E não se enganem, Vincent gosta, ele sente prazer em ser assassino de aluguel, ele sente tesão em matar, por mais focado que seja em reduzir mortes desnecessárias – reparem quando ele mata os dois ladrões que roubam Max no táxi – ele ainda assim gosta do que faz, mesmo que entenda o que o força a fazer aquilo, que compreenda o que é de fato o coiote.

Provavelmente os sonhos de Vincent, assim como os de Max, são impossíveis e provavelmente, em algum momento da vida dele, ele percebeu que não os realizaria e ficou bravo, bastante bravo, de forma que encontra em seu trabalho atual uma forma de alívio de stress, mesmo que seja uma maneira totalmente criminosa e errada de fazer isso.

Colateral (2004)
Imagem: DIVULGAÇÃO

Se Max escolhe a honestidade, que gera um inevitável tédio para ele, já que ele sempre segue a mesma rotina, as mesmas pessoas, as mesmas discussões dentro de um táxi apertado em uma noite quente de Los Angeles, Vincent escolhe a desonestidade, que gera para ele, provavelmente, uma sensação de adrenalina, o que o leva a seguir uma carreira criminosa, mas ainda assim, ele se relaciona com as mesmas pessoas (quem o contrata), tem as mesmas discussões (sobre trabalho e sobre o valor que lhe será pago) e acaba dentro de um táxi apertado em uma noite quente de Los Angeles.

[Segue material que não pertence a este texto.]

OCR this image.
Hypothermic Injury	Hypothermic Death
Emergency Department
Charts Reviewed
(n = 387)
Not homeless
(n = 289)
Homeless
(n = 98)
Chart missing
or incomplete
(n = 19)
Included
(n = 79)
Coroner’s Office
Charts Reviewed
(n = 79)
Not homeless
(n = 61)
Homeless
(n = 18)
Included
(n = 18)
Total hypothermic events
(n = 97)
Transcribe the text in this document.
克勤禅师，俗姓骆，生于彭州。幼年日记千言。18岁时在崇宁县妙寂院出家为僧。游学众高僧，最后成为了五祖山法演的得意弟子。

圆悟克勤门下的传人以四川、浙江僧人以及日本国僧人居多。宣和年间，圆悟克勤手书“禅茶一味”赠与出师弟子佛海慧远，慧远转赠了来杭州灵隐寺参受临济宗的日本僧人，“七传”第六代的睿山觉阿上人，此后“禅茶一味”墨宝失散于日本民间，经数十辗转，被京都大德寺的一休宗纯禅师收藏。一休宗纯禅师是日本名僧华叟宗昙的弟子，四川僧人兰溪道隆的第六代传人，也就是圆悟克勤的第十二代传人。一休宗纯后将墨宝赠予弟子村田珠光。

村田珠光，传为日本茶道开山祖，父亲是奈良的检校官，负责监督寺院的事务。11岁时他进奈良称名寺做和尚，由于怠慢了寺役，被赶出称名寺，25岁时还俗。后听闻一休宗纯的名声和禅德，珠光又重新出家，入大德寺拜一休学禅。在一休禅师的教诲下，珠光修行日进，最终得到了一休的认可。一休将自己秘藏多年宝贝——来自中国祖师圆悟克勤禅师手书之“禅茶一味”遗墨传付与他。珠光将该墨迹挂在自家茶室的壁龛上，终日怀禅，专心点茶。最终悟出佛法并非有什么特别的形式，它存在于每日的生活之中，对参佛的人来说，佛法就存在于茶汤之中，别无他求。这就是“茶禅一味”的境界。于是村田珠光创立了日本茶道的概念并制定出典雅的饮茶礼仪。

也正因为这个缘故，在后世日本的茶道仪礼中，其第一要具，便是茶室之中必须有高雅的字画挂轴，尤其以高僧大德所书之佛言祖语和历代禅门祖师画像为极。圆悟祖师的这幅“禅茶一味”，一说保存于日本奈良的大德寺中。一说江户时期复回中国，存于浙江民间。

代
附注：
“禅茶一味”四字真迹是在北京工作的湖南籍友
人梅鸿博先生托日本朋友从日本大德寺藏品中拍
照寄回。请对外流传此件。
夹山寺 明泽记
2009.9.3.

Então, voltamos a cena do coiote, que, acredito que já tenha ficado claro se você chegou até aqui, serve como uma espécie de resumo do filme, assim como a cena da galinha, que abre “Cidade de Deus”, serve de resumo para a trajetória de Buscapé. O coiote representa um sistema, que sempre esteve e sempre estará dentro da nossa sociedade, que sempre nos olhará e saberá o que estamos fazendo e sumirá em uma rua qualquer dentro da cidade onde moramos.

Os sonhos impossíveis fazem parte dele e mantém esse sistema funcionando e o coiote andando e sumindo em um ciclo. Apesar de ser uma visão maniqueísta, dentro do ambiente de “Colateral” ou você é Max ou você é o Vincent, ou você se rende ao sistema e entende que não, você não vai conseguir, ou você abriga o sistema dentro de si e faz a escolha agressiva de lutar de alguma forma – mesmo que desonesta e criminosa – sabendo que não conseguirá realizar o seu objetivo, seja por não ter um, por gostar do sistema e lutar para mantê-lo ou, pura e simplesmente, por ter prazer na prática cruel que o faz estar ali.

Mas, no fim das contas, pouco importa a escolha que você faz quando você não tem perspectiva, afinal, tendo ou não esse ponto a seguir, devido ao sistema, ao coiote, a possibilidade de você acabar em um metrô, ensanguentado, pensando quando vão te achar ou acabar saindo desse metrô, suado, cansado, pronto para mais um dia, pleno da sua situação atual, sabendo que te consideram um ninguém, um nada, preparado para limpar seu táxi, entrar nele e explorar através de seu trabalho mais uma noite quente na cidade de Los Angeles, é bem alta e diria, provável.